The first thing is that Mindmistress is celebrating its tenth anniversary! What is Mindmistress? It’s a webcomic, and it’s really good. Al Schroeder is the writer and artist, and I talked about his influence on me here. And Al is celebrating the anniversary by talking about all of his influences.
The second topic is this: I’ve always thought that one of the most important things about telling stories is how (and when, and if) you reveal information. It can make all the difference in the reader’s experience.
In newspaper writing (at least this is what I’ve read) the first paragraph should always contain Who, What, Where, When, and Why. This is not usually how you tell a story, no matter whether it’s a novel, a movie, or a tale told around a campfire.
The example I usually use is this: two people are having a conversation. One of them is lying. The conversation – the words and the body language and gestures – can be the same, but the experience for the reader will be completely different if you reveal the fact of the lying before you show the conversation, or during it, or after, or never. And what if the other person on the conversation knows about the lying but doesn’t let on? When do you reveal that? More different scenes out of the same conversation.
This is true also in The Alexandria Quartet, where the narrator learns at the begining of the second book that some of the things he thought in the first book were wrong, so he has to go back over the same events and examine them all again.
In a mystery story, usually you hold back the identity of the killer until the end, but in the TV show Columbo, for example, the murder and the murderer were always shown at the beginning. Whole different story, even if all the rest of the scenes were the same. I could go on, but you get the idea.

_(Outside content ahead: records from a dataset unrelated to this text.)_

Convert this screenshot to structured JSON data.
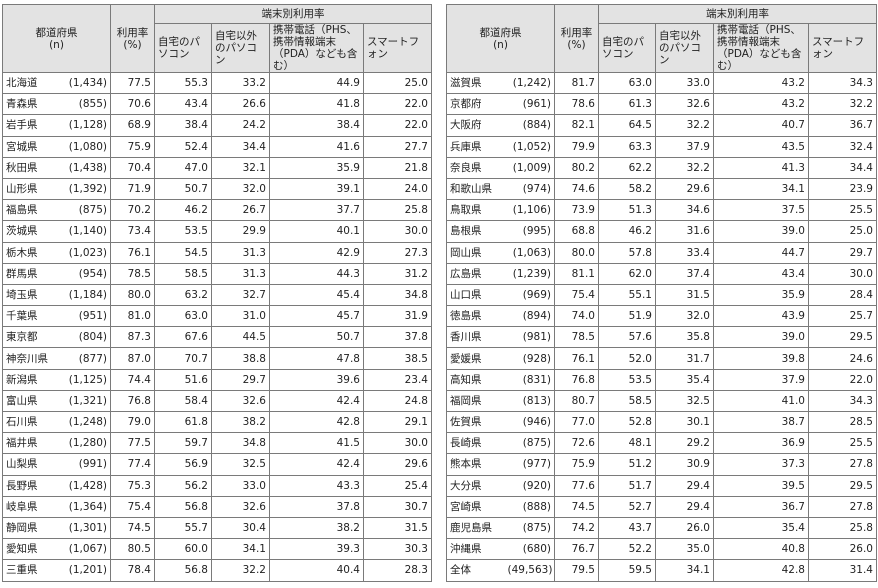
{
  "header": {
    "pref_label": "都道府県",
    "n_label": "(n)",
    "rate_label_1": "利用率",
    "rate_label_2": "(%)",
    "group_label": "端末別利用率",
    "col_home_pc": "自宅のパソコン",
    "col_other_pc": "自宅以外のパソコン",
    "col_mobile": "携帯電話（PHS、携帯情報端末（PDA）なども含む）",
    "col_smartphone": "スマートフォン"
  },
  "left_rows": [
    {
      "name": "北海道",
      "n": "(1,434)",
      "rate": "77.5",
      "home_pc": "55.3",
      "other_pc": "33.2",
      "mobile": "44.9",
      "smart": "25.0"
    },
    {
      "name": "青森県",
      "n": "(855)",
      "rate": "70.6",
      "home_pc": "43.4",
      "other_pc": "26.6",
      "mobile": "41.8",
      "smart": "22.0"
    },
    {
      "name": "岩手県",
      "n": "(1,128)",
      "rate": "68.9",
      "home_pc": "38.4",
      "other_pc": "24.2",
      "mobile": "38.4",
      "smart": "22.0"
    },
    {
      "name": "宮城県",
      "n": "(1,080)",
      "rate": "75.9",
      "home_pc": "52.4",
      "other_pc": "34.4",
      "mobile": "41.6",
      "smart": "27.7"
    },
    {
      "name": "秋田県",
      "n": "(1,438)",
      "rate": "70.4",
      "home_pc": "47.0",
      "other_pc": "32.1",
      "mobile": "35.9",
      "smart": "21.8"
    },
    {
      "name": "山形県",
      "n": "(1,392)",
      "rate": "71.9",
      "home_pc": "50.7",
      "other_pc": "32.0",
      "mobile": "39.1",
      "smart": "24.0"
    },
    {
      "name": "福島県",
      "n": "(875)",
      "rate": "70.2",
      "home_pc": "46.2",
      "other_pc": "26.7",
      "mobile": "37.7",
      "smart": "25.8"
    },
    {
      "name": "茨城県",
      "n": "(1,140)",
      "rate": "73.4",
      "home_pc": "53.5",
      "other_pc": "29.9",
      "mobile": "40.1",
      "smart": "30.0"
    },
    {
      "name": "栃木県",
      "n": "(1,023)",
      "rate": "76.1",
      "home_pc": "54.5",
      "other_pc": "31.3",
      "mobile": "42.9",
      "smart": "27.3"
    },
    {
      "name": "群馬県",
      "n": "(954)",
      "rate": "78.5",
      "home_pc": "58.5",
      "other_pc": "31.3",
      "mobile": "44.3",
      "smart": "31.2"
    },
    {
      "name": "埼玉県",
      "n": "(1,184)",
      "rate": "80.0",
      "home_pc": "63.2",
      "other_pc": "32.7",
      "mobile": "45.4",
      "smart": "34.8"
    },
    {
      "name": "千葉県",
      "n": "(951)",
      "rate": "81.0",
      "home_pc": "63.0",
      "other_pc": "31.0",
      "mobile": "45.7",
      "smart": "31.9"
    },
    {
      "name": "東京都",
      "n": "(804)",
      "rate": "87.3",
      "home_pc": "67.6",
      "other_pc": "44.5",
      "mobile": "50.7",
      "smart": "37.8"
    },
    {
      "name": "神奈川県",
      "n": "(877)",
      "rate": "87.0",
      "home_pc": "70.7",
      "other_pc": "38.8",
      "mobile": "47.8",
      "smart": "38.5"
    },
    {
      "name": "新潟県",
      "n": "(1,125)",
      "rate": "74.4",
      "home_pc": "51.6",
      "other_pc": "29.7",
      "mobile": "39.6",
      "smart": "23.4"
    },
    {
      "name": "富山県",
      "n": "(1,321)",
      "rate": "76.8",
      "home_pc": "58.4",
      "other_pc": "32.6",
      "mobile": "42.4",
      "smart": "24.8"
    },
    {
      "name": "石川県",
      "n": "(1,248)",
      "rate": "79.0",
      "home_pc": "61.8",
      "other_pc": "38.2",
      "mobile": "42.8",
      "smart": "29.1"
    },
    {
      "name": "福井県",
      "n": "(1,280)",
      "rate": "77.5",
      "home_pc": "59.7",
      "other_pc": "34.8",
      "mobile": "41.5",
      "smart": "30.0"
    },
    {
      "name": "山梨県",
      "n": "(991)",
      "rate": "77.4",
      "home_pc": "56.9",
      "other_pc": "32.5",
      "mobile": "42.4",
      "smart": "29.6"
    },
    {
      "name": "長野県",
      "n": "(1,428)",
      "rate": "75.3",
      "home_pc": "56.2",
      "other_pc": "33.0",
      "mobile": "43.3",
      "smart": "25.4"
    },
    {
      "name": "岐阜県",
      "n": "(1,364)",
      "rate": "75.4",
      "home_pc": "56.8",
      "other_pc": "32.6",
      "mobile": "37.8",
      "smart": "30.7"
    },
    {
      "name": "静岡県",
      "n": "(1,301)",
      "rate": "74.5",
      "home_pc": "55.7",
      "other_pc": "30.4",
      "mobile": "38.2",
      "smart": "31.5"
    },
    {
      "name": "愛知県",
      "n": "(1,067)",
      "rate": "80.5",
      "home_pc": "60.0",
      "other_pc": "34.1",
      "mobile": "39.3",
      "smart": "30.3"
    },
    {
      "name": "三重県",
      "n": "(1,201)",
      "rate": "78.4",
      "home_pc": "56.8",
      "other_pc": "32.2",
      "mobile": "40.4",
      "smart": "28.3"
    }
  ],
  "right_rows": [
    {
      "name": "滋賀県",
      "n": "(1,242)",
      "rate": "81.7",
      "home_pc": "63.0",
      "other_pc": "33.0",
      "mobile": "43.2",
      "smart": "34.3"
    },
    {
      "name": "京都府",
      "n": "(961)",
      "rate": "78.6",
      "home_pc": "61.3",
      "other_pc": "32.6",
      "mobile": "43.2",
      "smart": "32.2"
    },
    {
      "name": "大阪府",
      "n": "(884)",
      "rate": "82.1",
      "home_pc": "64.5",
      "other_pc": "32.2",
      "mobile": "40.7",
      "smart": "36.7"
    },
    {
      "name": "兵庫県",
      "n": "(1,052)",
      "rate": "79.9",
      "home_pc": "63.3",
      "other_pc": "37.9",
      "mobile": "43.5",
      "smart": "32.4"
    },
    {
      "name": "奈良県",
      "n": "(1,009)",
      "rate": "80.2",
      "home_pc": "62.2",
      "other_pc": "32.2",
      "mobile": "41.3",
      "smart": "34.4"
    },
    {
      "name": "和歌山県",
      "n": "(974)",
      "rate": "74.6",
      "home_pc": "58.2",
      "other_pc": "29.6",
      "mobile": "34.1",
      "smart": "23.9"
    },
    {
      "name": "鳥取県",
      "n": "(1,106)",
      "rate": "73.9",
      "home_pc": "51.3",
      "other_pc": "34.6",
      "mobile": "37.5",
      "smart": "25.5"
    },
    {
      "name": "島根県",
      "n": "(995)",
      "rate": "68.8",
      "home_pc": "46.2",
      "other_pc": "31.6",
      "mobile": "39.0",
      "smart": "25.0"
    },
    {
      "name": "岡山県",
      "n": "(1,063)",
      "rate": "80.0",
      "home_pc": "57.8",
      "other_pc": "33.4",
      "mobile": "44.7",
      "smart": "29.7"
    },
    {
      "name": "広島県",
      "n": "(1,239)",
      "rate": "81.1",
      "home_pc": "62.0",
      "other_pc": "37.4",
      "mobile": "43.4",
      "smart": "30.0"
    },
    {
      "name": "山口県",
      "n": "(969)",
      "rate": "75.4",
      "home_pc": "55.1",
      "other_pc": "31.5",
      "mobile": "35.9",
      "smart": "28.4"
    },
    {
      "name": "徳島県",
      "n": "(894)",
      "rate": "74.0",
      "home_pc": "51.9",
      "other_pc": "32.0",
      "mobile": "43.9",
      "smart": "25.7"
    },
    {
      "name": "香川県",
      "n": "(981)",
      "rate": "78.5",
      "home_pc": "57.6",
      "other_pc": "35.8",
      "mobile": "39.0",
      "smart": "29.5"
    },
    {
      "name": "愛媛県",
      "n": "(928)",
      "rate": "76.1",
      "home_pc": "52.0",
      "other_pc": "31.7",
      "mobile": "39.8",
      "smart": "24.6"
    },
    {
      "name": "高知県",
      "n": "(831)",
      "rate": "76.8",
      "home_pc": "53.5",
      "other_pc": "35.4",
      "mobile": "37.9",
      "smart": "22.0"
    },
    {
      "name": "福岡県",
      "n": "(813)",
      "rate": "80.7",
      "home_pc": "58.5",
      "other_pc": "32.5",
      "mobile": "41.0",
      "smart": "34.3"
    },
    {
      "name": "佐賀県",
      "n": "(946)",
      "rate": "77.0",
      "home_pc": "52.8",
      "other_pc": "30.1",
      "mobile": "38.7",
      "smart": "28.5"
    },
    {
      "name": "長崎県",
      "n": "(875)",
      "rate": "72.6",
      "home_pc": "48.1",
      "other_pc": "29.2",
      "mobile": "36.9",
      "smart": "25.5"
    },
    {
      "name": "熊本県",
      "n": "(977)",
      "rate": "75.9",
      "home_pc": "51.2",
      "other_pc": "30.9",
      "mobile": "37.3",
      "smart": "27.8"
    },
    {
      "name": "大分県",
      "n": "(920)",
      "rate": "77.6",
      "home_pc": "51.7",
      "other_pc": "29.4",
      "mobile": "39.5",
      "smart": "29.5"
    },
    {
      "name": "宮崎県",
      "n": "(888)",
      "rate": "74.5",
      "home_pc": "52.7",
      "other_pc": "29.4",
      "mobile": "36.7",
      "smart": "27.8"
    },
    {
      "name": "鹿児島県",
      "n": "(875)",
      "rate": "74.2",
      "home_pc": "43.7",
      "other_pc": "26.0",
      "mobile": "35.4",
      "smart": "25.8"
    },
    {
      "name": "沖縄県",
      "n": "(680)",
      "rate": "76.7",
      "home_pc": "52.2",
      "other_pc": "35.0",
      "mobile": "40.8",
      "smart": "26.0"
    },
    {
      "name": "全体",
      "n": "(49,563)",
      "rate": "79.5",
      "home_pc": "59.5",
      "other_pc": "34.1",
      "mobile": "42.8",
      "smart": "31.4"
    }
  ],
  "colors": {
    "header_bg": "#e3e3e3",
    "border": "#7a7a7a"
  }
}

This also applies to titles. “Inherent Vice” doesn’t tell you too much about the book. Pynchon’s titles are mostly intriguing rather than informative (the title “V.” tells you pretty much nothing, and the search for its meaning is the plot and the theme of the book). The exception of course is “Mason & Dixon,” but that doesn’t really tell you very much about what kind of book it is.
I think about this also in relation to “The Girl with the Dragon Tattoo.” I’ve seen it suggested that the title was changed from the original (“Men Who Hate Women”) as a commercial decision (and certainly the use of “girl” is questionable, especially since Lisbeth’s fight to establish herself as a competent adult is a huge plot point, and the fact that she isn’t – legally – is a weapon used to control and exploit her). But the problem with “Men Who Hate Women” is that it actually tells too much. It’s a headline, not a title for a novel.
I’ve tried to do this also. Several people have commented on “A Sane Woman,” saying that it was intriguing title. I’m glad to hear that, since that was my intention, but you never know in advance if these things are going to work out exactly as planned.
I tried to do that with my current story Stevie One as well, which is a segue (not the most elegant one ever, but what can you do) to the fact that more of the story is posted. We’re near the end of part one now.